Draco Venturus #1 — Été 2010
Sous vos yeux ébahis, la coquille que vous observiez depuis si longtemps se fissure. Un jet de vapeur en sort. Brusquement, la température de la pièce se met à monter. Un craquement sonore précède de peu la sortie d’un morceau de bec de l’œuf géant. Dans un instant, si vous n’agissez pas, vous découvrirez le propriétaire de ce morceau de kératine.
Que faites-vous ?
Si vous décidez de ne pas prendre de risques, il peut être plus utile de rester chez soi à faire des chaises en bois.
Si au contraire, vous décidez de braver l’inconnu et de vous lancer à l’aventure, que s’envole le dragon !
Bien.

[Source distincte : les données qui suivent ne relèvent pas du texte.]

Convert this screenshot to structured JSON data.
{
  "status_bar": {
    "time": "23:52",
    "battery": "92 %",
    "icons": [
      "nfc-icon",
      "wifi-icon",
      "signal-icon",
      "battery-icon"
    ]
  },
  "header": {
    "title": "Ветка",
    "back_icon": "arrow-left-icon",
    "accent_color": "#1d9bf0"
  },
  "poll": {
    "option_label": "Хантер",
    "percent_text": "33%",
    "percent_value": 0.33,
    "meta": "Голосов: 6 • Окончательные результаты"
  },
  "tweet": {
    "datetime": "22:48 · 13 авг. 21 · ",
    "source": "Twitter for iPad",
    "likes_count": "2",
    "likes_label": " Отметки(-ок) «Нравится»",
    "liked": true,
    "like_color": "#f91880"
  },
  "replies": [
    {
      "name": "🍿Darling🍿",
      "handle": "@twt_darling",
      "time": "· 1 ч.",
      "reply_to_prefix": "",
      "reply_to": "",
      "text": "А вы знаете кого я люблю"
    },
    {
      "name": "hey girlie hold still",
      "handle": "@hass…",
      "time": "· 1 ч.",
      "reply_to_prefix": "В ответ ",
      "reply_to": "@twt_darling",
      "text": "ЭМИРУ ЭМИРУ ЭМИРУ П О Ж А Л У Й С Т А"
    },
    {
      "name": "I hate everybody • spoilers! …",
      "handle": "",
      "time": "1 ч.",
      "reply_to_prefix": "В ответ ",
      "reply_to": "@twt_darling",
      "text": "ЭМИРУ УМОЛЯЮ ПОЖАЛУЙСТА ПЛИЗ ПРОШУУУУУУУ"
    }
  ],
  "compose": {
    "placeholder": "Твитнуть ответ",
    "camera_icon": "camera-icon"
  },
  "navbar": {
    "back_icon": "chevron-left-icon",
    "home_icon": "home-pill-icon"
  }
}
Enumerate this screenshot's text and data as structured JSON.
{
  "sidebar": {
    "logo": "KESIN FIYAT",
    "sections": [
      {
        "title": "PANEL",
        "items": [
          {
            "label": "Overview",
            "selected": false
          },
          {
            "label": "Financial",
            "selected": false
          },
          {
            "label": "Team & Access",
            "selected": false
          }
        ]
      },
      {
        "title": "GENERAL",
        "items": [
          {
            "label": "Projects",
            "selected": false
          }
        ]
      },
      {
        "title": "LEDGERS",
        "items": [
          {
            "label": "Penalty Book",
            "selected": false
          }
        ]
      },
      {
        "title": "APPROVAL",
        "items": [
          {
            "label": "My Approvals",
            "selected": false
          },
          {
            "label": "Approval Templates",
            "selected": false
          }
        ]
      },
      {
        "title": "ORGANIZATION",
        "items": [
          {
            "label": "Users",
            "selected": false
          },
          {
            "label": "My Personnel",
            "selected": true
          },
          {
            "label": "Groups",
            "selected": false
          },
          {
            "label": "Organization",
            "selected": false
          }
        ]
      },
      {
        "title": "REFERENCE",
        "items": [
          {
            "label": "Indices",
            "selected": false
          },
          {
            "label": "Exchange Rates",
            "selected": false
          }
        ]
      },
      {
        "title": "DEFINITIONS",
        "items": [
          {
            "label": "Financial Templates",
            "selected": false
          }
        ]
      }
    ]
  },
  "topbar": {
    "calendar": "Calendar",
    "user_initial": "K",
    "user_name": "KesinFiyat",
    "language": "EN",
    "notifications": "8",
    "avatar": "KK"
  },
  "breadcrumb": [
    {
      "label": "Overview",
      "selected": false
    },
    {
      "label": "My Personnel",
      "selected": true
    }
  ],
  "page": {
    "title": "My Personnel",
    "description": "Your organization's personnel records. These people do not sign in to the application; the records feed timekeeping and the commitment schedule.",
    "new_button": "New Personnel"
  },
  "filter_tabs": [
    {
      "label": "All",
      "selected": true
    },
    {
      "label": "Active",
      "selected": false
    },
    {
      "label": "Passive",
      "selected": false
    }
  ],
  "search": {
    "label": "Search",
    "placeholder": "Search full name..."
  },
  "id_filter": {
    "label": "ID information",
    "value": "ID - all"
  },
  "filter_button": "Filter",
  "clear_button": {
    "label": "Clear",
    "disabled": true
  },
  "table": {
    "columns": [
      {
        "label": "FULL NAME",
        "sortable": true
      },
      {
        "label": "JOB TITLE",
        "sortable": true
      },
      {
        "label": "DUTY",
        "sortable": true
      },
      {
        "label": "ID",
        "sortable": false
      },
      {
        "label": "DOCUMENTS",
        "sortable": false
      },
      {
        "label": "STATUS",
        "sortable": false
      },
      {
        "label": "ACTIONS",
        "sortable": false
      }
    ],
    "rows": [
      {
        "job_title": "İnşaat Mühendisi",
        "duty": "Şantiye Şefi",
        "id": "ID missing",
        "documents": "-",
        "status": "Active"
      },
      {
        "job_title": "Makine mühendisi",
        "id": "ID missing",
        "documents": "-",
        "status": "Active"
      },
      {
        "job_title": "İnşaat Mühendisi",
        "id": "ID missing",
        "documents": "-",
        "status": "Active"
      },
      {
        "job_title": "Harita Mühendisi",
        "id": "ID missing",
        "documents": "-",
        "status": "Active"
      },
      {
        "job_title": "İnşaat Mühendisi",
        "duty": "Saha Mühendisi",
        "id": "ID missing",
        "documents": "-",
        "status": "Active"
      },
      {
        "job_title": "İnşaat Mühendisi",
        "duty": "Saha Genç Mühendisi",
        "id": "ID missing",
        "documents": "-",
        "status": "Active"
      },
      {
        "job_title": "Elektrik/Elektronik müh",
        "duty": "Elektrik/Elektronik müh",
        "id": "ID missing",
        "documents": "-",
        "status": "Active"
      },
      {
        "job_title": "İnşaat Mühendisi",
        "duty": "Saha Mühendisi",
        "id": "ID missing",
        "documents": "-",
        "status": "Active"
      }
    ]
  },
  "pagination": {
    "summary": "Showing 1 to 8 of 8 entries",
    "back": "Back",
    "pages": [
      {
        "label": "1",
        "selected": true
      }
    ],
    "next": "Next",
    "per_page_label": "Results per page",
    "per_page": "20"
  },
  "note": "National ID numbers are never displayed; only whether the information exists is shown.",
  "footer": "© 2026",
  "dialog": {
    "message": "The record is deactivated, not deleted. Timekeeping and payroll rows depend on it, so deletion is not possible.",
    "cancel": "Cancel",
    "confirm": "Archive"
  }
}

Vous avez fait le bon choix.
Le dragon vous observe, d’un air rieur. Quoi, un dragonneau, à peine éclos et qui vous nargue ? Vous avez sûrement mal interprété son regard. Il ne vous voit probablement même pas, ses yeux n’étant pas encore opérationnels. Peut-être pourrez-vous vous faire passer pour sa mère, l’utiliser comme animal de compagnie ou comme garde du corps (ou les deux), ou bien tout simplement le vendre ?
Ces humains… tous les mêmes.
Vous vous tendez, les nerfs à vif, prêt à bondir. La voix semble venir de nulle part. Elle est aiguë, presque piailleuse, comme une voix d’enfant, de petit enfant. Mais vous avez beau regarder de droite ou de gauche, vous ne voyez rien.
Vous ramenez toujours tout à vous-même. Comme vous êtes doivent être les autres. Il ne vous vient que difficilement à l’esprit que l’on puisse naître autrement que vierge.
La voix, à nouveau. Toujours aussi aiguë, toujours aussi infantile. Et en même temps, terriblement posée, une voix empreinte d’une grande sagesse. Elle semble venir de partout et de nulle part. Votre respiration devient courte. Que se passe-t-il ? Deviendriez-vous fou ?
Devant vous, le dragonneau baisse la tête et ferme les yeux, il semble se tendre. Vous voyez son cou menu se raidir, comme s’il se préparait à un effort.
CRAC ! Dans un claquement aussi violent que brusque, la coquille vient de voler en éclat, dévoilant un dragonneau les ailes tendues, un morceau de coquille encore attaché à son aile gauche. L’animal s’étire, la tête tendue, les ailes étirées, la queue droite. Son bec et sa queue regardent tous les deux en haut. Soudain un filet de vapeur rougeâtre jaillit de sa gueule et un feulement se fait entendre. Vous, vous tremblez comme un feuille.
Eh bien ! Si mes premières éructations vous effraient tant que ça, je crains fort que vous soyez d’une ennuyeuse compagnie. Aventureux, vous ?
C’est dans votre tête ! C’est dans votre tête que résonne cette voie !
À la bonne heure ! Il vous en aura fallu du temps pour comprendre. Nous autres dragons ne naissons pas aveugles et stupides comme vous. Nous naissons avec les souvenirs de nos parents — les Primes Rêves. Oh ! certes, guère plus qu’un brouillard, mais assez pour remplir une vie humaine et, surtout, pour nous donner envie de dissiper ce brouillard et aller voir de nous-mêmes ce que nos parents nous ont légués.
Le dragonneau marque une pause.
Alors que j’étais encore dans mon œuf, j’ai pu converser, il y a de cela une semaine – jour pour jour – avec des voyageurs de passage.
Le fait qu’un dragon encore dans sa coquille puisse discuter avec quelqu’un ne vous choque même pas, vous êtes trop désorienté. Mais dans la voix du dragonneau, vous semblez percevoir une pointe d’amusement. Ces voyageurs m’ont parlé de leurs destinations : Magnamund et Titan, des terres passionnantes d’après mes Primes Rêves. Alors, humain, m’accompagnerez-vous ?
Vous esquissez un pas, mais vous seriez bien en peine de dire s’il est dans sa direction ou dans celle de la sortie.
Allons-y, dit-il comme pour vous encourager. En chemin, je vous raconterai ce que mes Primes Rêves m’ont appris de ces lieux. Et je vous parlerai aussi de ces hommes qui cherchent mes ancêtres dans la terre faute d’avoir eu, comme vous, la chance de rencontrer un membre de mon espèce. Veuillez me suivre.